DMZ, South Korea
The Korean DMZ has been one of the most heavily fortified borders in the world since the 1953 armistice. It has also, inadvertently, become a significant wildlife refuge. The 250-kilometre-long, 4-kilometre-wide strip of land running across the peninsula has been essentially undisturbed for 70 years; Amur leopard cats, Asiatic black bears, and rare migratory birds use it as sanctuary. The contradiction between the military installations on both edges and the wild ecosystem in between is one of the more bizarre facts about the modern world.
What You Can Visit
Independent access to the restricted military zone is not possible. Guided tours with licensed operators departing from Seoul are the standard arrangement, and several sites require advance identity registration.
JSA (Joint Security Area), also called Panmunjom, is the only point where North and South Korean soldiers stand in close proximity. The blue huts on the Military Demarcation Line are where the armistice was signed and where inter-Korean discussions have historically taken place. With the right tour arrangement you can briefly step into the northern side of one of the conference rooms, which means technically crossing into North Korea. JSA requires advance booking, passport verification, and briefing before entry. The situation at JSA depends on current political conditions and it has been periodically closed to civilian access; check before building your plans around it.
Third Infiltration Tunnel: One of four known tunnels dug northward under the DMZ by North Korea (this one discovered in 1978). Visitors descend by tram to 73 metres underground and walk through 265 metres of tunnel to the Military Demarcation Line. Hard hats provided; the ceiling is low enough to require them. The North Koreans painted the walls black and claimed it was a coal mine when it was found. There is no coal anywhere near this geology.

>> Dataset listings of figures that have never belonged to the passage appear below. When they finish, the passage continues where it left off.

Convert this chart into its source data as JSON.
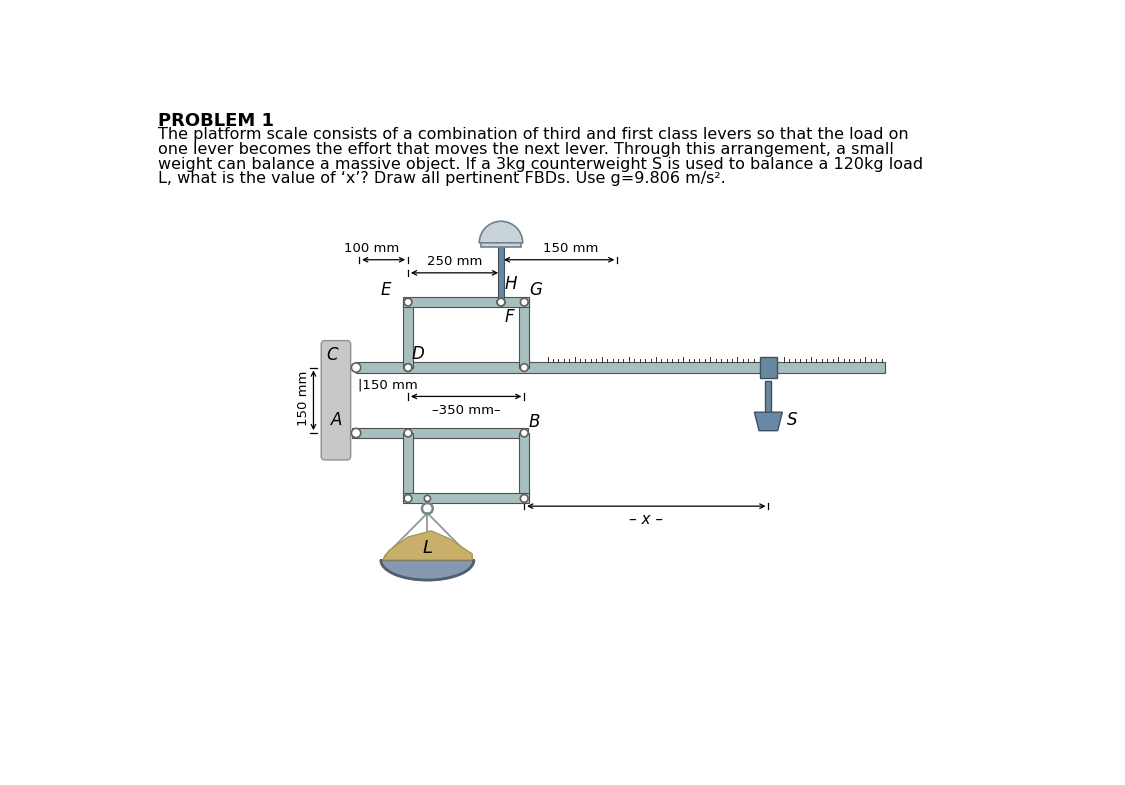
{
  "title": "PROBLEM 1",
  "problem_text_line1": "The platform scale consists of a combination of third and first class levers so that the load on",
  "problem_text_line2": "one lever becomes the effort that moves the next lever. Through this arrangement, a small",
  "problem_text_line3": "weight can balance a massive object. If a 3kg counterweight S is used to balance a 120kg load",
  "problem_text_line4": "L, what is the value of ‘x’? Draw all pertinent FBDs. Use g=9.806 m/s².",
  "bg_color": "#ffffff",
  "lever_color": "#a8bfc0",
  "pin_color": "#888888",
  "scale_color": "#6888a0",
  "weight_color": "#c0aa78",
  "bowl_color": "#8898b0",
  "text_color": "#000000",
  "wall_color": "#c8c8c8",
  "dim_color": "#000000"
}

Dora Observatory: A covered viewing platform with telescopes. On clear days, the North Korean city of Kaesong and the former Kaesong Industrial Complex are visible across the buffer zone. The landscape directly in front gives the clearest visual sense of how wide and empty the DMZ itself is.
Dorasan Station: The northernmost train station in South Korea, on a line that was briefly operational for transporting workers to Kaesong. Functional in appearance but no trains go north. You can buy a platform ticket stamped as a souvenir, which has a specifically tragicomic quality.
Imjingak Park is open without a tour permit: a memorial park on the southern bank of the Imjin River with the Freedom Bridge (used in 1953 prisoner exchanges) and rows of locks and ribbons left by families separated by the division of the peninsula.
Tour Logistics
Tours leave from central Seoul, typically from the Hongik University Station area. A half-day covers Imjingak and one or two additional sites without JSA; a full day is needed for a JSA visit, which requires separate booking and advance identity document processing. Group size and vehicle quality vary by operator; the sites are the same. Koridoor and the Korean government KTO tours are both used frequently.
Most DMZ visitors are based in Seoul, 50 to 60 kilometres south. Paju, the nearest urban centre to the western DMZ, has the Heyri Art Village if you want a half-day cultural addition.